Head-to-Head Evaluation of the Cancer Ontology Supervised Multimodal Orchestration (COSMO) AI System Versus Pathologist-Only Review (COSMO)

December 13, 2025 updated by: Kun-Hsing Yu, Harvard Medical School (HMS and HSDM)

This study evaluates the diagnostic performance of the Cancer Ontology Supervised Multimodal Orchestration (COSMO) AI system for cancer subtype classification and compares it head-to-head with pathologist-only review. Pathologists will independently review de-identified whole-slide images derived from up to 300 patients across three anatomical sites (brain, lung, kidney) and provide diagnostic assessments. In parallel, COSMO will process the same cases offline to generate independent predictions, enabling direct comparison of diagnostic accuracy between human experts and the AI system.

The study will characterize the diagnostic accuracy of COSMO and pathologists, inter-observer agreement, and variations in performance across anatomical sites and cancer types with different incidence rates. Results will establish how COSMO compares to pathologists on identical cases and will inform the development of AI-assisted diagnostic systems in clinical practice.

Study Overview

Status

Enrolling by invitation

Detailed Description

Study Rationale and Background Diagnostic accuracy in cancer subtype classification varies significantly among pathologists due to differences in expertise, experience, and access to diagnostic resources. The emergence of AI systems in pathology offers the potential to enhance diagnostic performance and consistency in cancer classification. However, direct empirical comparisons of AI-based predictions and pathologists' diagnostic performance on identical cases remain limited in the literature.

Study Aims This head-to-head comparative study aims to: (1) evaluate the diagnostic performance of the COSMO AI system in cancer subtype classification across multiple anatomical sites; (2) characterize the diagnostic accuracy of experienced pathologists on the same cases; (3) directly compare diagnostic performance metrics between COSMO and pathologists; and (4) examine concordance patterns and performance variation by anatomical site, cancer incidence category, pathologist experience, and case complexity.

Study Setting and Participants The study will involve up to 25 board-certified pathologists with 3 to 10+ years of diagnostic experience, recruited from institutions across North America, Europe, and the Asia-Pacific region. Participating pathologists will have domain expertise in neuropathology, pulmonary pathology, urologic pathology, or general anatomical pathology.

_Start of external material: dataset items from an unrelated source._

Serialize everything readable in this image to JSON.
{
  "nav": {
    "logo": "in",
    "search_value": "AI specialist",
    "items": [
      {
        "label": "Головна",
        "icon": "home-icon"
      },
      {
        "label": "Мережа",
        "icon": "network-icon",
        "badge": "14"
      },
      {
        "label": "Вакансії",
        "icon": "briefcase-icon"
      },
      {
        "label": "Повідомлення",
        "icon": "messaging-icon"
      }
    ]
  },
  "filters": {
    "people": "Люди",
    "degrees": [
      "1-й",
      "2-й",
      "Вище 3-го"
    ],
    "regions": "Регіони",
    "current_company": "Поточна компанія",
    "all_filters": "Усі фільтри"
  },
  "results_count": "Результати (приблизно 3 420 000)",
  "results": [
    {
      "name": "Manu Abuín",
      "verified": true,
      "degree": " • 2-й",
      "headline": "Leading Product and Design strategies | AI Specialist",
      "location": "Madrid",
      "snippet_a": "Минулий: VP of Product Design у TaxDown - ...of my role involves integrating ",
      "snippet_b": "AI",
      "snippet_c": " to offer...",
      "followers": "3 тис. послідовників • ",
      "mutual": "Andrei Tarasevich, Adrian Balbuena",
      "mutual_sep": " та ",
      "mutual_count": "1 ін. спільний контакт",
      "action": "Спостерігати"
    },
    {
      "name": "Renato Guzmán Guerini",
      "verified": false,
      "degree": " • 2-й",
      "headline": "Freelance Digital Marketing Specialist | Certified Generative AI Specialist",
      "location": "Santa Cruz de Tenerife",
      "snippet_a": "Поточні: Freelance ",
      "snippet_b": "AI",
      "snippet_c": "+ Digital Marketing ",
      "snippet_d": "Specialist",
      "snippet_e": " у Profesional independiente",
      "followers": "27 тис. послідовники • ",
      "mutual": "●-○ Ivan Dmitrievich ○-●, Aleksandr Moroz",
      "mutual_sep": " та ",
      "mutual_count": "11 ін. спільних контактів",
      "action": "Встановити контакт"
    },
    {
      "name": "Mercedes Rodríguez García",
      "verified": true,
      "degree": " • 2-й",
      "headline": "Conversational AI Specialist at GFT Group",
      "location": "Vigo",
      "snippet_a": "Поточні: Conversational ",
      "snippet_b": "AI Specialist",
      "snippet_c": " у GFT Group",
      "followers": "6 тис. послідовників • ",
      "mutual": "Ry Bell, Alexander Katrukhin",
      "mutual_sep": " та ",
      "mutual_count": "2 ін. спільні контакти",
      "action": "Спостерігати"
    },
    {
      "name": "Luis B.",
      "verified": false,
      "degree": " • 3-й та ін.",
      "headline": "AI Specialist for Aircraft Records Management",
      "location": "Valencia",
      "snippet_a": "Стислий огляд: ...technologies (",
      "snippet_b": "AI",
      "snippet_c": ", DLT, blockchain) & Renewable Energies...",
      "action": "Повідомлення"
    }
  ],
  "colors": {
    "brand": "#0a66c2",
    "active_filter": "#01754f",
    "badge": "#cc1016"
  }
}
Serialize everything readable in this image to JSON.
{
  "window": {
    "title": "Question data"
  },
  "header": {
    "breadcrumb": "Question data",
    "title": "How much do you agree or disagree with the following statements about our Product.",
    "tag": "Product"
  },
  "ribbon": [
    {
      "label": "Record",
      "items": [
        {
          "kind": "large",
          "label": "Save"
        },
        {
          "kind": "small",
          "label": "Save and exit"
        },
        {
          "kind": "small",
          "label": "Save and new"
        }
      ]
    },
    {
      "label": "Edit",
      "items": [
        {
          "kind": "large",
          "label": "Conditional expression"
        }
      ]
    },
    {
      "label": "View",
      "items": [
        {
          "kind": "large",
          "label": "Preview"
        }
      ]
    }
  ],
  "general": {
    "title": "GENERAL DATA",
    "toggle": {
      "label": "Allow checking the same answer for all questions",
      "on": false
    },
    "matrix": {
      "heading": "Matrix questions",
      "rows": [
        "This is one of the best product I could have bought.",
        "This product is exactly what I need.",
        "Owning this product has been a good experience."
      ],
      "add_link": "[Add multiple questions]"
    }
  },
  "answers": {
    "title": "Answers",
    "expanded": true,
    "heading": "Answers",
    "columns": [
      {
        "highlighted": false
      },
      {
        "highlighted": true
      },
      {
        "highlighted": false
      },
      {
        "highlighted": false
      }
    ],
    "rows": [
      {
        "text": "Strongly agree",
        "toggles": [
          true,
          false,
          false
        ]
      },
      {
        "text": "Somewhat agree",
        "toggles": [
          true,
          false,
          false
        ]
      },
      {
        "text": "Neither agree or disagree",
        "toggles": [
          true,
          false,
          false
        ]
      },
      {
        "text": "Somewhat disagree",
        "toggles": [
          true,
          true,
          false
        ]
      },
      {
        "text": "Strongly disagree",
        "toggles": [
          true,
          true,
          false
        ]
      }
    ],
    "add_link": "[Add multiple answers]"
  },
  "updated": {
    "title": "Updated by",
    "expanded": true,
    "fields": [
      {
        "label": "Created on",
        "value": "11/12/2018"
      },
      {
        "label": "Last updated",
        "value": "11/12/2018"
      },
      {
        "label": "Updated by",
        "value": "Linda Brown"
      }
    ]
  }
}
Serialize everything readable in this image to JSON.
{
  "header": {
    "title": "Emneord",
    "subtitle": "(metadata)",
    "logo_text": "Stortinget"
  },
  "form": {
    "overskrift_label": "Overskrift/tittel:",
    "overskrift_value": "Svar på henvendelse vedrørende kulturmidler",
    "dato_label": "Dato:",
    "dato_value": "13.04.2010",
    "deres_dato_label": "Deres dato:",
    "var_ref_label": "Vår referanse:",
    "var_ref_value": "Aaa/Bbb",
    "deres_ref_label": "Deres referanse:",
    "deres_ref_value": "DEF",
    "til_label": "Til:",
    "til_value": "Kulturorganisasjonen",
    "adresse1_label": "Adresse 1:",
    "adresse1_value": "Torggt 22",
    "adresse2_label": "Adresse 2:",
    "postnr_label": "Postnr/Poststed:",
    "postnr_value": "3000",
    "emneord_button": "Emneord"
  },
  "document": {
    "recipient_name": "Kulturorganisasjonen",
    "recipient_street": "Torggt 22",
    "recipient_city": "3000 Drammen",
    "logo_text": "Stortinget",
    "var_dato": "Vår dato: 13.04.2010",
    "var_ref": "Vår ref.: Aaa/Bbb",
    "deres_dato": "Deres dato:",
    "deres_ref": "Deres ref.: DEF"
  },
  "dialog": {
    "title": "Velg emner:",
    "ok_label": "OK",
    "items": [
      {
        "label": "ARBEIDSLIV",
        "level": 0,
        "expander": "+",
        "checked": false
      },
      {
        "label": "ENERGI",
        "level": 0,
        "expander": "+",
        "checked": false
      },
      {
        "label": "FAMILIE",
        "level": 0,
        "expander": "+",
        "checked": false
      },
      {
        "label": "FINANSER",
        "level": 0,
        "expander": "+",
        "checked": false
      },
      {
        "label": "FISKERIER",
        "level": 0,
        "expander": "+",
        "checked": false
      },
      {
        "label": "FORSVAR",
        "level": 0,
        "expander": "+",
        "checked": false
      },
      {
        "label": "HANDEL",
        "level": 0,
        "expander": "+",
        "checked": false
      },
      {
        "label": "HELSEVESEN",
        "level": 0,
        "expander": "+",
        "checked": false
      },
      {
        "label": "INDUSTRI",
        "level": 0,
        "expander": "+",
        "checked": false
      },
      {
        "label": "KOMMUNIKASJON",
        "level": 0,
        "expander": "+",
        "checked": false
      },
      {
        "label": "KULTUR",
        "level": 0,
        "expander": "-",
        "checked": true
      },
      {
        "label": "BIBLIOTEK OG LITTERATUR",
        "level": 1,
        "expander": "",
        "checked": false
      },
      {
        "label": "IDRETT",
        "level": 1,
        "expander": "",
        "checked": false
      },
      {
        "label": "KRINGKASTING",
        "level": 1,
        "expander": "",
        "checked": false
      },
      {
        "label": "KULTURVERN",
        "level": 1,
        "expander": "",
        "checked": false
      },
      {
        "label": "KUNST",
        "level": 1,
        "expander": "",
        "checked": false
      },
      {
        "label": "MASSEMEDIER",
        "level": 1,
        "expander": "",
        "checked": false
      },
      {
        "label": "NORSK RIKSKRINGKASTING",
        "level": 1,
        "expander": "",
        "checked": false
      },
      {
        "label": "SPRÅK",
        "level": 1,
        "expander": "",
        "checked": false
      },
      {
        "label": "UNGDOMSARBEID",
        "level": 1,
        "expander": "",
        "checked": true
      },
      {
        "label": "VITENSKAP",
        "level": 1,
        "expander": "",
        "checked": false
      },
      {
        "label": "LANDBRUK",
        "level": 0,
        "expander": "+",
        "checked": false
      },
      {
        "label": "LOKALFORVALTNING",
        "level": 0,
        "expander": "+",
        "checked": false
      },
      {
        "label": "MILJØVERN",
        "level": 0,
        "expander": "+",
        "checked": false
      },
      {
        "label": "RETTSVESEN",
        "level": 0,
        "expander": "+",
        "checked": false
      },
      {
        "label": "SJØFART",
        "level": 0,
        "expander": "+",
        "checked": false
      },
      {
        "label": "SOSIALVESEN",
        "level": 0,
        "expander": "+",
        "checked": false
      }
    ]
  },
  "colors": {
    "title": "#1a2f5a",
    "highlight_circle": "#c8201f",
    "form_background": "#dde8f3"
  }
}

Cases and Stratification The study will employ de-identified archival whole-slide images representing up to 300 patients with confirmed reference diagnoses, including 100 brain cancers, 100 lung cancers, and 100 kidney cancers. Cases will be stratified by cancer type and incidence category (common vs. rare or uncommon), consistent with World Health Organization (WHO) guidelines.

Data Collection Pathologists will independently review each case and provide diagnostic classifications along with confidence assessments using a 5-point scale. The digital pathology interface will automatically record time-to-diagnosis metrics. COSMO will process the same cases offline to generate independent diagnostic predictions and confidence scores. Both pathologist and AI predictions will be evaluated against established reference standard diagnoses.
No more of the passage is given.